The design of conditional instance generation combined with seed expansion acts as a general diversity assurance mechanism, which can be easily applied to various data generation scenarios.

Limitations & Future Work¶

Using Claude 3 Sonnet as the Meta-LLM incurs non-trivial generation costs — each document requires multiple rounds of agent interactions, resulting in a large volume of API calls.
The method has only been validated in the finance and biomedicine domains; broader areas (e.g., law, code) require further validation.
Although the diversity metrics are comprehensive (7 types), their correlation with human judgment of "diversity" deserves more validation.
The document length is constrained to 400 words, which might obstruct the generation of long-form domain content that requires extensive elaboration.
Future work could integrate conditional instance generation with curriculum learning to generate data of increasing difficulty.
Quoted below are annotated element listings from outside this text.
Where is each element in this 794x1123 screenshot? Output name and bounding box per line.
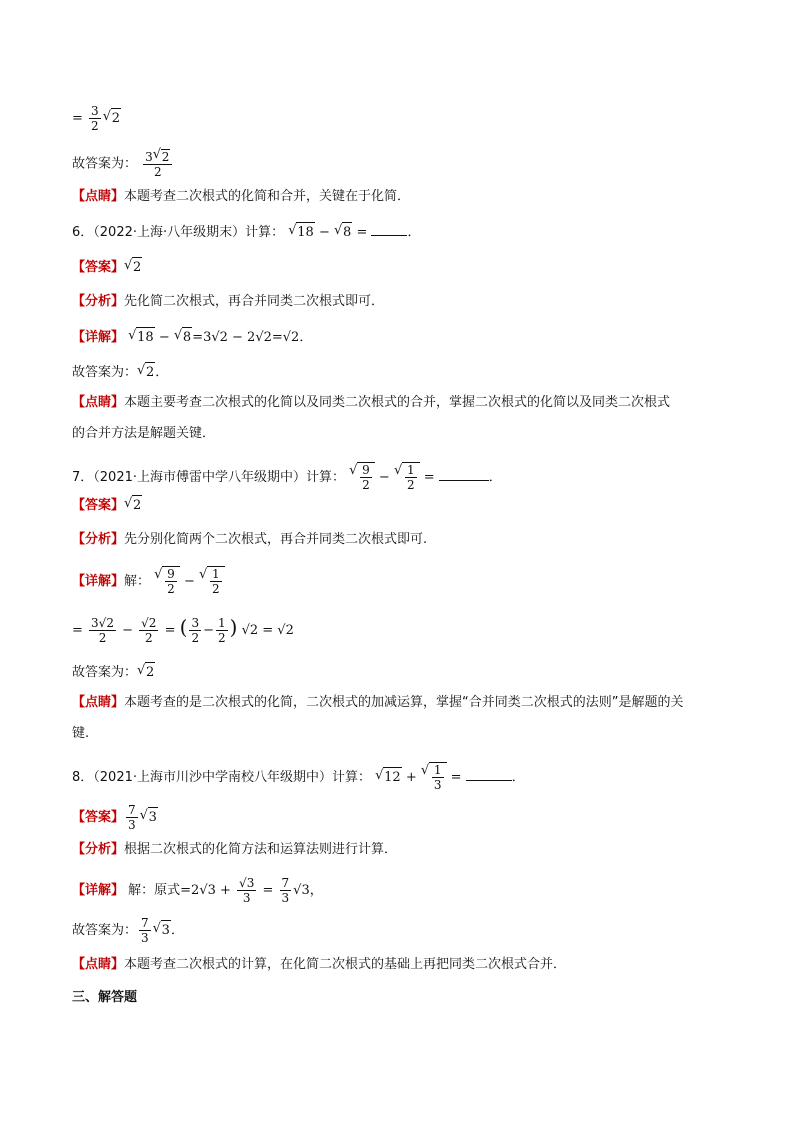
radicand: 18 bbox=[296, 222, 315, 243]
q8-comment bbox=[72, 955, 566, 975]
denominator: 3 bbox=[141, 931, 149, 945]
fraction bbox=[139, 616, 158, 645]
q7-comment-cont bbox=[72, 724, 89, 744]
comment-tag: 【点睛】 bbox=[72, 395, 125, 410]
analysis-tag: 【分析】 bbox=[72, 532, 125, 547]
q7-comment bbox=[72, 693, 684, 713]
coefficient: 3 bbox=[145, 150, 153, 164]
answer-tag: 【答案】 bbox=[72, 260, 125, 275]
sqrt bbox=[140, 807, 158, 828]
expression bbox=[375, 763, 466, 792]
step-tail: √2 = √2 bbox=[241, 623, 294, 638]
denominator: 2 bbox=[191, 631, 200, 645]
q7-detail bbox=[72, 566, 225, 596]
radicand: 8 bbox=[182, 327, 192, 348]
fraction bbox=[210, 567, 222, 596]
minus-sign: − bbox=[158, 330, 170, 345]
detail-prefix: 解： bbox=[124, 574, 151, 589]
q8-answer bbox=[72, 803, 158, 832]
denominator: 2 bbox=[167, 582, 175, 596]
numerator: √ 1 bbox=[406, 463, 415, 477]
expression bbox=[128, 330, 312, 345]
equals-sign: = bbox=[450, 770, 462, 785]
numerator: √ 1 bbox=[433, 763, 442, 777]
radicand: 2 bbox=[111, 108, 121, 129]
period: ． bbox=[170, 923, 184, 938]
analysis-tag: 【分析】 bbox=[72, 842, 125, 857]
radicand: 2 bbox=[145, 662, 155, 683]
radicand bbox=[357, 462, 375, 492]
numerator: 7 bbox=[128, 803, 136, 817]
detail-tag: 【详解】 bbox=[72, 330, 125, 345]
numerator: √ 9 bbox=[167, 567, 175, 581]
sqrt bbox=[334, 222, 352, 243]
equals-sign: = bbox=[262, 883, 274, 898]
q7-answer bbox=[72, 495, 142, 516]
radicand: 2 bbox=[145, 362, 155, 383]
expression bbox=[154, 567, 224, 596]
q7-steps bbox=[72, 616, 294, 645]
sqrt bbox=[154, 566, 180, 596]
radicand: 18 bbox=[136, 327, 155, 348]
answer-label: 故答案为： bbox=[72, 365, 138, 380]
comment-text: 本题考查的是二次根式的化简，二次根式的加减运算，掌握“合并同类二次根式的法则”是解题的关 bbox=[124, 695, 684, 710]
radicand: 12 bbox=[383, 767, 402, 788]
fraction bbox=[280, 876, 292, 905]
fraction bbox=[360, 463, 372, 492]
minus-sign: − bbox=[378, 470, 390, 485]
comment-text: 本题考查二次根式的计算，在化简二次根式的基础上再把同类二次根式合并． bbox=[124, 957, 567, 972]
radicand bbox=[402, 462, 420, 492]
answer-label: 故答案为： bbox=[72, 923, 138, 938]
detail-text: =3√2 − 2√2=√2． bbox=[192, 330, 313, 345]
denominator: 2 bbox=[144, 631, 153, 645]
numerator: 7 bbox=[281, 876, 290, 890]
fraction bbox=[89, 104, 101, 133]
numerator bbox=[143, 149, 172, 165]
detail-prefix: 解：原式=2√3 + bbox=[128, 883, 231, 898]
sqrt bbox=[128, 327, 155, 348]
denominator: 2 bbox=[212, 582, 220, 596]
answer-tag: 【答案】 bbox=[72, 810, 125, 825]
question-8 bbox=[72, 762, 525, 792]
numerator: √2 bbox=[141, 616, 157, 630]
analysis-text: 根据二次根式的化简方法和运算法则进行计算． bbox=[124, 842, 398, 857]
sqrt bbox=[103, 108, 121, 129]
question-number: 7． bbox=[72, 470, 94, 485]
sqrt bbox=[124, 495, 142, 516]
fraction bbox=[165, 567, 177, 596]
analysis-text: 先分别化简两个二次根式，再合并同类二次根式即可. bbox=[124, 532, 428, 547]
detail-tail: √3， bbox=[293, 883, 323, 898]
denominator: 3 bbox=[433, 778, 442, 792]
sqrt bbox=[421, 762, 447, 792]
fraction bbox=[126, 803, 138, 832]
period: ． bbox=[488, 470, 502, 485]
q8-detail bbox=[72, 876, 323, 905]
radicand: 8 bbox=[342, 222, 352, 243]
section-title bbox=[72, 988, 137, 1008]
sqrt bbox=[349, 462, 375, 492]
comment-tag: 【点睛】 bbox=[72, 189, 125, 204]
radicand bbox=[162, 566, 180, 596]
answer-blank bbox=[466, 768, 512, 781]
comment-tag: 【点睛】 bbox=[72, 957, 125, 972]
question-source: （2021·上海市傅雷中学八年级期中）计算： bbox=[93, 470, 345, 485]
q6-answer bbox=[72, 257, 142, 278]
fraction bbox=[216, 616, 228, 645]
period: ． bbox=[155, 365, 169, 380]
fraction bbox=[189, 616, 201, 645]
answer-label: 故答案为： bbox=[72, 156, 138, 172]
equals-sign: = bbox=[164, 623, 176, 638]
denominator: 2 bbox=[91, 119, 99, 133]
expression bbox=[349, 463, 439, 492]
answer-blank bbox=[371, 223, 407, 236]
numerator: √ 1 bbox=[212, 567, 220, 581]
sqrt bbox=[153, 149, 171, 164]
comment-text: 键. bbox=[72, 726, 90, 741]
answer-label: 故答案为： bbox=[72, 665, 138, 680]
period: ． bbox=[511, 770, 525, 785]
radicand: 2 bbox=[161, 150, 170, 164]
denominator: 2 bbox=[362, 478, 370, 492]
section-heading: 三、解答题 bbox=[72, 990, 138, 1005]
question-number: 8． bbox=[72, 770, 94, 785]
comment-text: 本题考查二次根式的化简和合并，关键在于化简． bbox=[124, 189, 411, 204]
q6-detail bbox=[72, 327, 312, 348]
equals-sign: = bbox=[72, 111, 83, 126]
detail-tag: 【详解】 bbox=[72, 574, 125, 589]
comment-line bbox=[72, 187, 410, 207]
expression bbox=[128, 876, 323, 905]
q8-final bbox=[72, 916, 184, 945]
analysis-text: 先化简二次根式，再合并同类二次根式即可． bbox=[124, 294, 385, 309]
expression bbox=[288, 225, 371, 240]
minus-sign: − bbox=[122, 623, 134, 638]
comment-text: 的合并方法是解题关键． bbox=[72, 426, 216, 441]
question-source: （2021·上海市川沙中学南校八年级期中）计算： bbox=[93, 770, 371, 785]
comment-tag: 【点睛】 bbox=[72, 695, 125, 710]
q6-comment-cont bbox=[72, 424, 215, 444]
radicand bbox=[207, 566, 225, 596]
answer-tag: 【答案】 bbox=[72, 498, 125, 513]
radicand: 2 bbox=[132, 495, 142, 516]
denominator: 3 bbox=[128, 818, 136, 832]
radicand: 2 bbox=[132, 257, 142, 278]
answer-line bbox=[72, 149, 174, 179]
radicand bbox=[429, 762, 447, 792]
numerator: 3 bbox=[191, 616, 200, 630]
q6-final bbox=[72, 362, 168, 383]
numerator: 7 bbox=[141, 916, 149, 930]
sqrt bbox=[394, 462, 420, 492]
denominator: 2 bbox=[217, 631, 226, 645]
q8-analysis bbox=[72, 840, 397, 860]
sqrt bbox=[124, 257, 142, 278]
sqrt bbox=[153, 920, 171, 941]
comment-text: 本题主要考查二次根式的化简以及同类二次根式的合并，掌握二次根式的化简以及同类二次根式 bbox=[124, 395, 671, 410]
question-6 bbox=[72, 222, 421, 243]
numerator: 1 bbox=[217, 616, 226, 630]
q6-analysis bbox=[72, 292, 384, 312]
numerator: √3 bbox=[239, 876, 255, 890]
fraction bbox=[89, 616, 116, 645]
radicand: 3 bbox=[148, 807, 158, 828]
denominator: 2 bbox=[98, 631, 107, 645]
denominator: 3 bbox=[242, 891, 251, 905]
sqrt bbox=[199, 566, 225, 596]
period: ． bbox=[407, 225, 421, 240]
equals-sign: = bbox=[72, 623, 83, 638]
answer-blank bbox=[439, 468, 489, 481]
sqrt bbox=[174, 327, 192, 348]
sqrt bbox=[375, 767, 402, 788]
analysis-tag: 【分析】 bbox=[72, 294, 125, 309]
denominator: 3 bbox=[281, 891, 290, 905]
radicand: 3 bbox=[161, 920, 171, 941]
question-source: （2022·上海·八年级期末）计算： bbox=[93, 225, 285, 240]
q6-comment bbox=[72, 393, 670, 413]
fraction bbox=[139, 916, 151, 945]
equals-sign: = bbox=[423, 470, 435, 485]
minus-sign: − bbox=[203, 623, 214, 638]
plus-sign: + bbox=[405, 770, 417, 785]
fraction bbox=[143, 149, 172, 179]
numerator: √ 9 bbox=[362, 463, 370, 477]
left-paren: ( bbox=[179, 615, 188, 639]
result-line bbox=[72, 104, 121, 133]
minus-sign: − bbox=[318, 225, 330, 240]
equals-sign: = bbox=[356, 225, 368, 240]
sqrt bbox=[137, 362, 155, 383]
fraction bbox=[405, 463, 417, 492]
minus-sign: − bbox=[183, 574, 195, 589]
numerator: 3 bbox=[91, 104, 99, 118]
fraction bbox=[237, 876, 256, 905]
sqrt bbox=[137, 662, 155, 683]
denominator: 2 bbox=[153, 165, 162, 179]
denominator: 2 bbox=[406, 478, 415, 492]
q7-analysis bbox=[72, 530, 427, 550]
sqrt bbox=[288, 222, 315, 243]
fraction bbox=[432, 763, 444, 792]
numerator: 3√2 bbox=[91, 616, 114, 630]
detail-tag: 【详解】 bbox=[72, 883, 125, 898]
right-paren: ) bbox=[229, 615, 238, 639]
question-number: 6． bbox=[72, 225, 94, 240]
question-7 bbox=[72, 462, 502, 492]
q7-final bbox=[72, 662, 155, 683]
vs AgentInstruct (Mitra et al., 2024): AgentInstruct also uses agents to generate data, but its instruction evolution path is fixed. In contrast, the evolution of MetaSynth is autonomously determined by the Meta-LLM, providing superior flexibility.
vs Self-Prompting (Li et al., 2024): Self-Prompting uses template variants with limited diversity, whereas MetaSynth fundamentally breaks template boundaries via multi-agent collaboration.
This paper provides a comprehensive metrics framework for synthetic data quality evaluation, and the combination of 7 diversity metrics serves as a valuable reference for future work.

Rating¶

Novelty: ⭐⭐⭐⭐ The meta-prompting + multi-agent framework for synthetic data is creative, but its core lies in combining existing technologies.
Experimental Thoroughness: ⭐⭐⭐⭐⭐ Extremely systematic evaluation with 9 training configurations, 10 task datasets, and 7 diversity metrics.
Writing Quality: ⭐⭐⭐⭐ The 33-page paper is highly detailed, but the appendix is excessively long (17 figures).
Value: ⭐⭐⭐⭐ Substantial contribution to the methodology of synthetic data generation, and the thesis "diversity is quality" is highly inspiring.